A presidential election is just a few weeks away. Republicans and democrats alike are sniping at one another. President Donald Trump is on the ropes, and Joe Biden cannot believe that he may just become President after several failed tries. And then Supreme Court Justice Ruth Bader Ginsberg dies last Friday bringing more drama to the continuing soap opera we call our federal government. President Trump will make an announcement of his pick within a few days. Democrats say wait for a new Supreme Court nominee until after the election. Republican Senate Majority Leader Mitch Mc Connell says he will move forward with President Trump’s nominee and bring a confirmation vote to the Senate floor. My how have positions have changed.

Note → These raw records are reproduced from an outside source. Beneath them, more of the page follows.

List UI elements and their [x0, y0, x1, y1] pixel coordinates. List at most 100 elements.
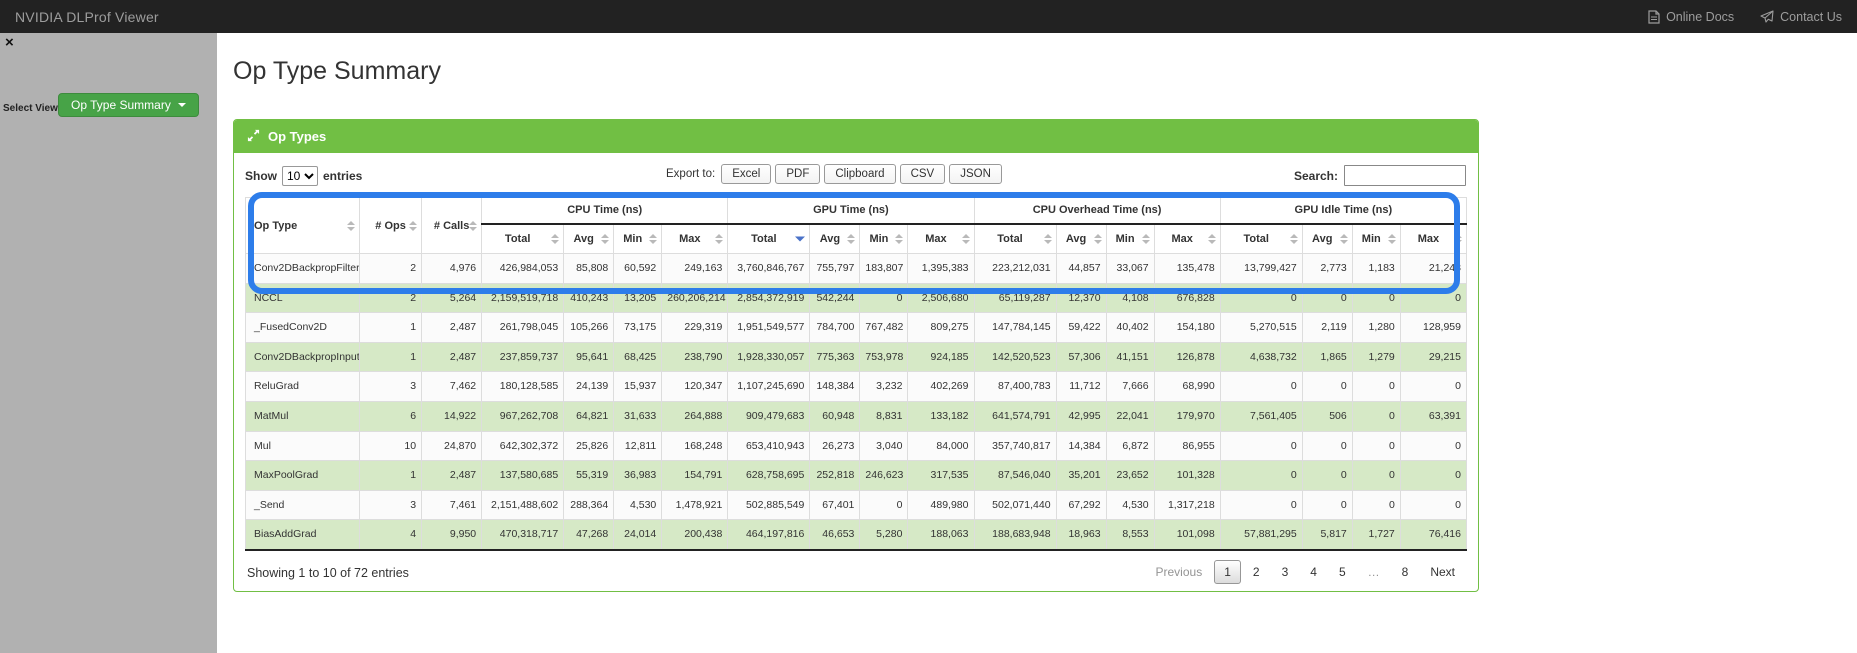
column-header-total[interactable]: Total: [482, 224, 564, 254]
table-row[interactable]: Mul1024,870642,302,37225,82612,811168,24…: [246, 431, 1467, 461]
sort-icon: [469, 221, 477, 231]
export-clipboard-button[interactable]: Clipboard: [824, 164, 895, 184]
sort-icon: [1388, 234, 1396, 244]
value-cell: 18,963: [1056, 520, 1106, 550]
column-header-max[interactable]: Max: [1400, 224, 1466, 254]
column-header-min[interactable]: Min: [1352, 224, 1400, 254]
column-header-max[interactable]: Max: [662, 224, 728, 254]
pagination-page-4[interactable]: 4: [1300, 560, 1327, 584]
column-header-total[interactable]: Total: [728, 224, 810, 254]
view-dropdown-button[interactable]: Op Type Summary: [58, 93, 199, 117]
table-row[interactable]: MaxPoolGrad12,487137,580,68555,31936,983…: [246, 461, 1467, 491]
navbar-links: Online Docs Contact Us: [1648, 10, 1842, 24]
column-header-min[interactable]: Min: [1106, 224, 1154, 254]
column-header-max[interactable]: Max: [908, 224, 974, 254]
column-header-num-calls[interactable]: # Calls: [422, 198, 482, 254]
show-entries-control: Show 10 entries: [245, 166, 362, 186]
export-pdf-button[interactable]: PDF: [775, 164, 820, 184]
value-cell: 7,461: [422, 490, 482, 520]
value-cell: 188,683,948: [974, 520, 1056, 550]
column-header-avg[interactable]: Avg: [1056, 224, 1106, 254]
value-cell: 2,487: [422, 313, 482, 343]
contact-us-link[interactable]: Contact Us: [1760, 10, 1842, 24]
table-row[interactable]: ReluGrad37,462180,128,58524,13915,937120…: [246, 372, 1467, 402]
value-cell: 0: [1302, 283, 1352, 313]
export-json-button[interactable]: JSON: [949, 164, 1002, 184]
value-cell: 809,275: [908, 313, 974, 343]
column-header-total[interactable]: Total: [1220, 224, 1302, 254]
column-header-op-type[interactable]: Op Type: [246, 198, 360, 254]
column-header-max[interactable]: Max: [1154, 224, 1220, 254]
search-label: Search:: [1294, 169, 1338, 183]
value-cell: 1,280: [1352, 313, 1400, 343]
value-cell: 0: [860, 490, 908, 520]
contact-us-label: Contact Us: [1780, 10, 1842, 24]
entries-select[interactable]: 10: [282, 166, 318, 186]
table-row[interactable]: NCCL25,2642,159,519,718410,24313,205260,…: [246, 283, 1467, 313]
value-cell: 23,652: [1106, 461, 1154, 491]
value-cell: 542,244: [810, 283, 860, 313]
column-header-num-ops[interactable]: # Ops: [360, 198, 422, 254]
column-header-avg[interactable]: Avg: [1302, 224, 1352, 254]
value-cell: 0: [1302, 431, 1352, 461]
sort-icon: [847, 234, 855, 244]
value-cell: 4,530: [1106, 490, 1154, 520]
column-header-avg[interactable]: Avg: [564, 224, 614, 254]
value-cell: 26,273: [810, 431, 860, 461]
search-input[interactable]: [1344, 165, 1466, 186]
pagination-next[interactable]: Next: [1420, 560, 1465, 584]
value-cell: 87,546,040: [974, 461, 1056, 491]
table-row[interactable]: MatMul614,922967,262,70864,82131,633264,…: [246, 401, 1467, 431]
value-cell: 784,700: [810, 313, 860, 343]
value-cell: 142,520,523: [974, 342, 1056, 372]
value-cell: 36,983: [614, 461, 662, 491]
value-cell: 120,347: [662, 372, 728, 402]
pagination-page-3[interactable]: 3: [1272, 560, 1299, 584]
value-cell: 628,758,695: [728, 461, 810, 491]
value-cell: 148,384: [810, 372, 860, 402]
value-cell: 2: [360, 283, 422, 313]
value-cell: 15,937: [614, 372, 662, 402]
value-cell: 1,395,383: [908, 254, 974, 284]
table-row[interactable]: Conv2DBackpropFilter24,976426,984,05385,…: [246, 254, 1467, 284]
value-cell: 183,807: [860, 254, 908, 284]
value-cell: 4,108: [1106, 283, 1154, 313]
value-cell: 14,922: [422, 401, 482, 431]
pagination-page-5[interactable]: 5: [1329, 560, 1356, 584]
column-header-min[interactable]: Min: [614, 224, 662, 254]
value-cell: 0: [1220, 461, 1302, 491]
value-cell: 13,799,427: [1220, 254, 1302, 284]
export-excel-button[interactable]: Excel: [721, 164, 771, 184]
table-row[interactable]: Conv2DBackpropInput12,487237,859,73795,6…: [246, 342, 1467, 372]
value-cell: 1,107,245,690: [728, 372, 810, 402]
value-cell: 13,205: [614, 283, 662, 313]
table-row[interactable]: _Send37,4612,151,488,602288,3644,5301,47…: [246, 490, 1467, 520]
value-cell: 249,163: [662, 254, 728, 284]
sort-icon: [1290, 234, 1298, 244]
pagination-page-2[interactable]: 2: [1243, 560, 1270, 584]
online-docs-link[interactable]: Online Docs: [1648, 10, 1734, 24]
value-cell: 506: [1302, 401, 1352, 431]
pagination-page-8[interactable]: 8: [1392, 560, 1419, 584]
column-header-label: # Ops: [375, 220, 406, 232]
value-cell: 260,206,214: [662, 283, 728, 313]
group-header-gpu-idle-time: GPU Idle Time (ns): [1220, 198, 1466, 224]
column-header-avg[interactable]: Avg: [810, 224, 860, 254]
table-row[interactable]: BiasAddGrad49,950470,318,71747,26824,014…: [246, 520, 1467, 550]
export-csv-button[interactable]: CSV: [900, 164, 946, 184]
close-icon[interactable]: ×: [5, 36, 14, 50]
pagination-page-1[interactable]: 1: [1214, 560, 1241, 584]
column-header-min[interactable]: Min: [860, 224, 908, 254]
value-cell: 0: [1302, 461, 1352, 491]
view-dropdown-value: Op Type Summary: [71, 98, 171, 112]
pagination-previous[interactable]: Previous: [1146, 560, 1213, 584]
value-cell: 2,773: [1302, 254, 1352, 284]
table-row[interactable]: _FusedConv2D12,487261,798,045105,26673,1…: [246, 313, 1467, 343]
value-cell: 402,269: [908, 372, 974, 402]
value-cell: 642,302,372: [482, 431, 564, 461]
panel-header: Op Types: [234, 120, 1478, 153]
group-header-cpu-time: CPU Time (ns): [482, 198, 728, 224]
column-header-total[interactable]: Total: [974, 224, 1056, 254]
value-cell: 288,364: [564, 490, 614, 520]
value-cell: 64,821: [564, 401, 614, 431]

In 2016, President Barrack Obama, in his last year in office, nominated Judge Merritt Garland to the Supreme Court. Republicans yelled foul. Wait until the next president is installed after the upcoming election they shouted. Democrats cried that it is the president’s job to nominate Supreme Court Justices and the senate’s job to vote on the confirmation of that appointment.
Wait! Is this correct? Four years ago, republicans said slam on the brakes citing the “Biden Rule”[1] and democrats with a democrat president said move forward ignoring the “Biden Rule.” Now republicans say move forward with a republican president and democrats say slam on the brakes! What is going on? Well, plain and simple, it is called politics. Not good government or genuine disagreement over policy. It is politics. Democrats want to name the next justice and so do the republicans.
With Trump trailing in state and national polls, republican Senators see this nomination as their last chance for at least the next four years to confirm an appointment to the Supreme Court and to set a conservative agenda that will likely stick around for a very long time to come. And now democrats who hope to gain control of the Senate in November’s election threaten to stack the Supreme Court with their own appointments by arbitrarily increasing the number of justices who sit on the court and will be expected to outvote the conservative members of the court. President Franklin Roosevelt (D) attempted to pack the Supreme Court with his own justices to get more favorable rulings from the court. Both political parties opposed the President’s plan which was held up in committee, one controlled by democrats, and ultimately failed.
Republicans were wrong four years ago when they stonewalled the nomination of Judge Garland. There was no valid reason ever given why Judge Garland’s nomination should not have been voted on by the Senate. If the Senate rejected his nomination, then so be it. Presidents are presidents for the entire four years of their terms. As Justice Ginsberg said four years ago presidents do not stop being president in the last year of their term.
The “Biden Rule” is ridiculous. Presidents have the responsibility to nominate members to the Supreme Court. President Trump’s nominee should be given an up or down vote in the Senate because that is the job of the president to nominate Supreme Court Justices and the Senate’s job to vote on confirmation of that nominee. Talking out of two sides of one’s mouth to which position fits the moment best is no way to govern. So, grow up boys and girls and do your job. Senators should vote on the president’s nominee and stop playing hypocritical politics.
[1] The “Biden Rule,” named after then Senator Joseph Biden (D-DE), states that in an election year the incumbent president should not make a Supreme Court nomination until the election season is over.